Selasa, 30 Juni 2009

Ketika India Mulai Bangkit

INDIA kembali menggeliat menuju tangga teratas bulu tangkis dunia. Terakhir kali negara berpenduduk terbesar kedua sejagat itu diharumkan namanya oleh Prakash Padukone ketika menjadi juara tunggal putra All England pada tahun 1980 silam.

Kini India kembali melahirkan juara baru untuk turnamen yang levelnya juga sekelas dengan All England. Pemain terbaik mereka di sektor putri, Saina Nehwal membuka mata dunia ketika berhasil menembus jajaran 10 besar dunia.

Torehan itu semakin mengkilap ketika dia membuat kejutan dengan merubuhkan tembok China, Wang Lin pada babak final Djarum Indonesia Terbuka Super Series di Istora Gelora Bung Karno Senayan, Jakarta, Minggu (21/6) lalu.

Menariknya pencapaian tersebut hanya perlu waktu kurang dari setahun. Kesuksesan ini juga tak lepas dari polesan salah satu putra terbaik Indonesia Atiek Jauhari.

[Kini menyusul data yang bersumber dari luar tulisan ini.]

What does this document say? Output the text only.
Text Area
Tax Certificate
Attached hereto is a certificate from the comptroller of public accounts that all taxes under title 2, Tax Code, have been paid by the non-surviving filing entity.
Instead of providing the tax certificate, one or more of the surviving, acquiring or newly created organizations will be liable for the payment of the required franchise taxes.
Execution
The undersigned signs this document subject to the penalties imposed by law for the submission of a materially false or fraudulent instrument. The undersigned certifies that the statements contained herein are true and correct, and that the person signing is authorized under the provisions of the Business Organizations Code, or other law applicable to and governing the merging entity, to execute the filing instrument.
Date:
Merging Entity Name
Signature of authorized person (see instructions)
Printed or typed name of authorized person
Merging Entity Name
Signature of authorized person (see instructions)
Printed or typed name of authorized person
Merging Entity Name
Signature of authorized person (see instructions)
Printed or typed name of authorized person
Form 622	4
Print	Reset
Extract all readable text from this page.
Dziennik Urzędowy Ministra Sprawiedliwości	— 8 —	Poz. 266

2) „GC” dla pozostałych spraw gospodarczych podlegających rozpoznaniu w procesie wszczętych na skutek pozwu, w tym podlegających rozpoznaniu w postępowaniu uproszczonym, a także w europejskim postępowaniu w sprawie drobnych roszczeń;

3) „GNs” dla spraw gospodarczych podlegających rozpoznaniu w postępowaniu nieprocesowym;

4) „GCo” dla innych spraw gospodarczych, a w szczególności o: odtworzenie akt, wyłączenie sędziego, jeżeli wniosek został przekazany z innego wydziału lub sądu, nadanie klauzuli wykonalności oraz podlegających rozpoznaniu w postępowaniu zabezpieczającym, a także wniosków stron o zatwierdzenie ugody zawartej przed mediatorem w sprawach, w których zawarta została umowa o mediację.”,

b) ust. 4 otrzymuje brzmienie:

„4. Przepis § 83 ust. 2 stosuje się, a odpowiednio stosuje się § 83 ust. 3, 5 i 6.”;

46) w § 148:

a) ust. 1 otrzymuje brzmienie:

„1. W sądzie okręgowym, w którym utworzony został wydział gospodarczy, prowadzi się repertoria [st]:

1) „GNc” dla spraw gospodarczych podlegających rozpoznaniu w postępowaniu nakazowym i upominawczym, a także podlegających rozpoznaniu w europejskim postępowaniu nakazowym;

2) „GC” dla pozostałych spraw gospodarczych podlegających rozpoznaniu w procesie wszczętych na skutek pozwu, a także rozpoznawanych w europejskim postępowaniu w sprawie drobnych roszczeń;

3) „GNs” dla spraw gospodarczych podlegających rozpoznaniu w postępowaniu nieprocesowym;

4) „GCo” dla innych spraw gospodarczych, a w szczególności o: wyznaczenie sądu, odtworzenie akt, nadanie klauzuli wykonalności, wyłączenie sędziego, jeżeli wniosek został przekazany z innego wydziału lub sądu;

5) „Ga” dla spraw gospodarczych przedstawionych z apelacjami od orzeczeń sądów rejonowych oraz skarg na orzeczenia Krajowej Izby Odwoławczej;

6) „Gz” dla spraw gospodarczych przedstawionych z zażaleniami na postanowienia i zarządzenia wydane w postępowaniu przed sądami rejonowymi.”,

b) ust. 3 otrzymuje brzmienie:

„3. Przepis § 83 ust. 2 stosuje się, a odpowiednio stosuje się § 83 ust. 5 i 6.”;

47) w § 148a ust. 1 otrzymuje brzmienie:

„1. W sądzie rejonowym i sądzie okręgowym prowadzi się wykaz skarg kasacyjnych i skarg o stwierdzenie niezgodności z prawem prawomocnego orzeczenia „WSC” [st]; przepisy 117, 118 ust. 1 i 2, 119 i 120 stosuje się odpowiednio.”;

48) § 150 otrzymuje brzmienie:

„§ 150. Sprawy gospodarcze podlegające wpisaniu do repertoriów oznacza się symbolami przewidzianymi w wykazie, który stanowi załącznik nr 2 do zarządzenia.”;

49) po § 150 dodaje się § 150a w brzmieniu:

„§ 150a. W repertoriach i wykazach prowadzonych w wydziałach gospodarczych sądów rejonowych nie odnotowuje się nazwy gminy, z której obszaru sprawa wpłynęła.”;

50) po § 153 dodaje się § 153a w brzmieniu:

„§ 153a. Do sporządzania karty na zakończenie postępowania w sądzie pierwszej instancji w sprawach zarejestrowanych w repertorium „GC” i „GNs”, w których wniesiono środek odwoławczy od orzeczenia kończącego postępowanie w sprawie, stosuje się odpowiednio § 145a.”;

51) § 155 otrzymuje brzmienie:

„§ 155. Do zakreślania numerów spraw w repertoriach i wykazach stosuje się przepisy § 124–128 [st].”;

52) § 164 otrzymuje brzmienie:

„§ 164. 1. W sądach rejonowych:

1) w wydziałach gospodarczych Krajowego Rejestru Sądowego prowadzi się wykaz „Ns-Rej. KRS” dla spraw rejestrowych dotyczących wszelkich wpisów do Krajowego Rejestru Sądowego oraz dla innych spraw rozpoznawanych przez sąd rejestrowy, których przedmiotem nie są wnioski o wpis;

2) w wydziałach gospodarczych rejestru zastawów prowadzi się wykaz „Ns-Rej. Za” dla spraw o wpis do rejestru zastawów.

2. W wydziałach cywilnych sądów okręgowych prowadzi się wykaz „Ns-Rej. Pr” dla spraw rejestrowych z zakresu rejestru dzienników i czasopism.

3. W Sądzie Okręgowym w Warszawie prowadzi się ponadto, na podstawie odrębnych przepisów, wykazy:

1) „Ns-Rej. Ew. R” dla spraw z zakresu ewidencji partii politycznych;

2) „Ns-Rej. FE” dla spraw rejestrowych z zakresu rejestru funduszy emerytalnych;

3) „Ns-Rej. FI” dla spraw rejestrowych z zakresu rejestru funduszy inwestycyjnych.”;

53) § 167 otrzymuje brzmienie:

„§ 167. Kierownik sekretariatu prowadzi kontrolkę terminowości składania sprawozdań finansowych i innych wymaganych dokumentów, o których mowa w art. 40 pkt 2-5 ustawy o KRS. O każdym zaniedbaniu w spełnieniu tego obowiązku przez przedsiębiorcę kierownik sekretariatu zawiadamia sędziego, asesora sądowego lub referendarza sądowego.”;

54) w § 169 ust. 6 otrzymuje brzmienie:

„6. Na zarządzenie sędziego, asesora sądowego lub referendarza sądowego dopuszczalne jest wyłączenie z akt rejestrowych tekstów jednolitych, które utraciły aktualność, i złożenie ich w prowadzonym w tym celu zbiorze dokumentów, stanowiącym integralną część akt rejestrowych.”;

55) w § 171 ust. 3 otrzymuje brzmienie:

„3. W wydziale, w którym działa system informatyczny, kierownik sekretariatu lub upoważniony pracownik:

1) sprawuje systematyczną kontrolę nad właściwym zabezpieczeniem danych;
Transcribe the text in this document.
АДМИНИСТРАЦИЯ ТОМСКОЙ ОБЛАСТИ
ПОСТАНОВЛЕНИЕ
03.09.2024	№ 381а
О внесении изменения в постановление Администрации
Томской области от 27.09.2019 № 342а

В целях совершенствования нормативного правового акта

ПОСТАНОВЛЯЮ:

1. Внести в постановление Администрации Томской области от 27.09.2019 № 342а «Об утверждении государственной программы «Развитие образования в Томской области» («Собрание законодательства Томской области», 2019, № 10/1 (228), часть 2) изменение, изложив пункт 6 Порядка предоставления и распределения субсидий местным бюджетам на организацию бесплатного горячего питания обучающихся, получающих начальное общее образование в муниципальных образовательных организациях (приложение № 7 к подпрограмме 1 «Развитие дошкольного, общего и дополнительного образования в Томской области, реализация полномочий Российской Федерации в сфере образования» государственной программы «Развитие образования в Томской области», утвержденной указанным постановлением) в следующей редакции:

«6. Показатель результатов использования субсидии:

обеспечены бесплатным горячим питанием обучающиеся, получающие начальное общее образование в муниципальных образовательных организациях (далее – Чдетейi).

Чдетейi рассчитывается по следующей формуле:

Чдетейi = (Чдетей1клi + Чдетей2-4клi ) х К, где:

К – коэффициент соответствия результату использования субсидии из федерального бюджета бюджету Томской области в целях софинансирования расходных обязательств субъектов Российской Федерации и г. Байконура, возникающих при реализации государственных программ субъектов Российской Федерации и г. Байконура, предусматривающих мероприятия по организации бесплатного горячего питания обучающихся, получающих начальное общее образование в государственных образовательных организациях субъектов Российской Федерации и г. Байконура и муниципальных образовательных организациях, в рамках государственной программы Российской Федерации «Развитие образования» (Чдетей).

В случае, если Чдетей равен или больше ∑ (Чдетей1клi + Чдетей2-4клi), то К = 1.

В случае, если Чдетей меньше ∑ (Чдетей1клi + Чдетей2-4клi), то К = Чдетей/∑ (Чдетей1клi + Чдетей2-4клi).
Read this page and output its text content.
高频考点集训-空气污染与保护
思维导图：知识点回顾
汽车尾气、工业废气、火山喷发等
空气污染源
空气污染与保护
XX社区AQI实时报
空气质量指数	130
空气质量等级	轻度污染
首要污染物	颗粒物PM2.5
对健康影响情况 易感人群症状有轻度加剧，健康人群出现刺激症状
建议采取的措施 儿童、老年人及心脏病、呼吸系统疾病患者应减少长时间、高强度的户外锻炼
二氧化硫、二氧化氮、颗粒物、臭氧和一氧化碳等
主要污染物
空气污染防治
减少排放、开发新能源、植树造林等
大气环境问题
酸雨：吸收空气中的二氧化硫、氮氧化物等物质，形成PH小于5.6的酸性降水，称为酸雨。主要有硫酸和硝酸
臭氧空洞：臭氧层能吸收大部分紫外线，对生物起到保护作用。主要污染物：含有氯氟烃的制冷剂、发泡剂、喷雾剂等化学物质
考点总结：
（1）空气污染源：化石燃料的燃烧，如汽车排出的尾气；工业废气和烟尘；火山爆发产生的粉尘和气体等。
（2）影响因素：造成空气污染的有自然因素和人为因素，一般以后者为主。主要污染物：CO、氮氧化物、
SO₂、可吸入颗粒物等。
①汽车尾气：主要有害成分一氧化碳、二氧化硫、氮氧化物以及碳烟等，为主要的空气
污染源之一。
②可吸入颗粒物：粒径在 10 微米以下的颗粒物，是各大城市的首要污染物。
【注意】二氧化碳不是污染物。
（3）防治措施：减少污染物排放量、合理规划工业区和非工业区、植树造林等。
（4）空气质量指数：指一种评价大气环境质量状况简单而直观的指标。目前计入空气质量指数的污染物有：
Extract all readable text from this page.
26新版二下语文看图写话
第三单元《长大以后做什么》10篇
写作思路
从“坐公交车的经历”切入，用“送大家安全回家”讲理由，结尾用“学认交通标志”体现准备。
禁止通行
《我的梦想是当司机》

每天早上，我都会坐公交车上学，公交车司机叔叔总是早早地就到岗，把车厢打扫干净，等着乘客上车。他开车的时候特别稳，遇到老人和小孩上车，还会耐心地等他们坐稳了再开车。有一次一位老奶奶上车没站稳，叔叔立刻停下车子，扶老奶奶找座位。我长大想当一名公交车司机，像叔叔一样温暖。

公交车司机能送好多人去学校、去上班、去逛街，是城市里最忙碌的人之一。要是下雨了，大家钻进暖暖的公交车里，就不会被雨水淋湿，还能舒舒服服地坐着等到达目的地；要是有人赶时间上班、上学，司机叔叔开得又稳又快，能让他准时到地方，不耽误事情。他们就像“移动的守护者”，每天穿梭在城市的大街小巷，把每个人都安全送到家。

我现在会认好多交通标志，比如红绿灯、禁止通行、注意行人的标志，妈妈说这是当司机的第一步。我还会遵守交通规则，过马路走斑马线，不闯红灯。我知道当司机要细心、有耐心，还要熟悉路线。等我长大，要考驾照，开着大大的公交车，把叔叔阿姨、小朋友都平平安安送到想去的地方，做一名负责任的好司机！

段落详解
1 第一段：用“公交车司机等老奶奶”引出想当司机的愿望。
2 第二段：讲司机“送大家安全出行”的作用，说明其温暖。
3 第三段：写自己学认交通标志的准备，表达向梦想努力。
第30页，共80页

Ya, terhitung usai Olimpiade 2008, mantan pemain sekaligus pelatih timnas Indonesia ini mulai menjadi pelatih bagi Sania yang masih berusia 19 tahun.

“Saya melatih Saina ketika dia masih masuk jajaran 15 besar dunia tepatnya tahun 2008. Sekarang dia sudah masuk peringkat 10 besar dunia, bahkan bukan tidak mungkin masuk ke peringkat lima besar dunia,” kata Atiek Jauhari.

Faktor pelatih juga tidak akan sejalan jika tidak didukung dari ketekunan si pemain itu sendiri. Saina tergolong atlet yang sangat disiplin dan patuh terhadap instruksi pelatih. Sehari dia menjalani latihan dua kali sehari selama 7,5 jam.

Berbeda dengan Indonesia, pemain India tidak sepenuhnya menghabiskan waktu untuk berlatih bulu tangkis. Olahraga ini tidak termasuk dalam prioritas pembinaan cabang di India dan kalah populer dengan tenis.

“Pemain India lebih mengutamakan pendidikan. Jika turnamen berbarengan dengan kesibukan sekolah, tentunya mereka lebih memilih absen. Jika perlu membawa modul ke tempat pertandingan dengan mendatangkan guru,” ujar Atiek.

Satu hal yang menarik, menurut Atiek, di India pelatih sudah dianggap seperti “dewa”. Selain menghormati orang tua, mereka juga hormat terhadap pelatih.

Masih langkanya atle bulu tangkis asal negeri ini juga disebabkan cabang yang lahir di India itu masih dikategorikan sebagai cabang elite. Hanya kalangan mampu saja yang berkesempatan menekuni olahraga ini. Jadi, tak heran jika kondisi di atas bisa terbentuk.

Selain ditangani Atiek, Saina juga melakoni latihan fisik di bawah bimbingan Kiran Challagundla. “Dalam latihan Saina, kami memasukkan menu peningkatan endurance, power, refleks, dan keseimbangan. Dia sangat disiplin menjalani latihan tersebut,” ujarnya.

Bagaimana dengan pemain Indonesia seperti Maria Kristin Yulianti? Meski sempat meraih medali perunggu Olimpiade 2008, prestasinya semakin menurun. Bahkan, bayang-bayang cedera masih membalutnya. Sedangkan atlet pelapis seperti Linda Weni Fanetri kemampuannya masih belum setara. Masih membutuhkan banyak polesan.

Mengutip pernyataan Atiek, Indonesia sebenarnya memiliki bakat luar biasa di cabang ini. Sekarang tinggal bagimana memaksimalkan potensi tersebut agar terus terjaga.
Ini merupakan pekerjaan rumah bagi Pengurus Besar Persatuan Bulu Tangkis Seluruh Indonesia (PB PBSI) dan juga pemain. Jangan sampai kalah di negeri sendiri, meski butuh waktu cukup lama untuk kembali membangun generasi bulu tangkis yang mumpuni.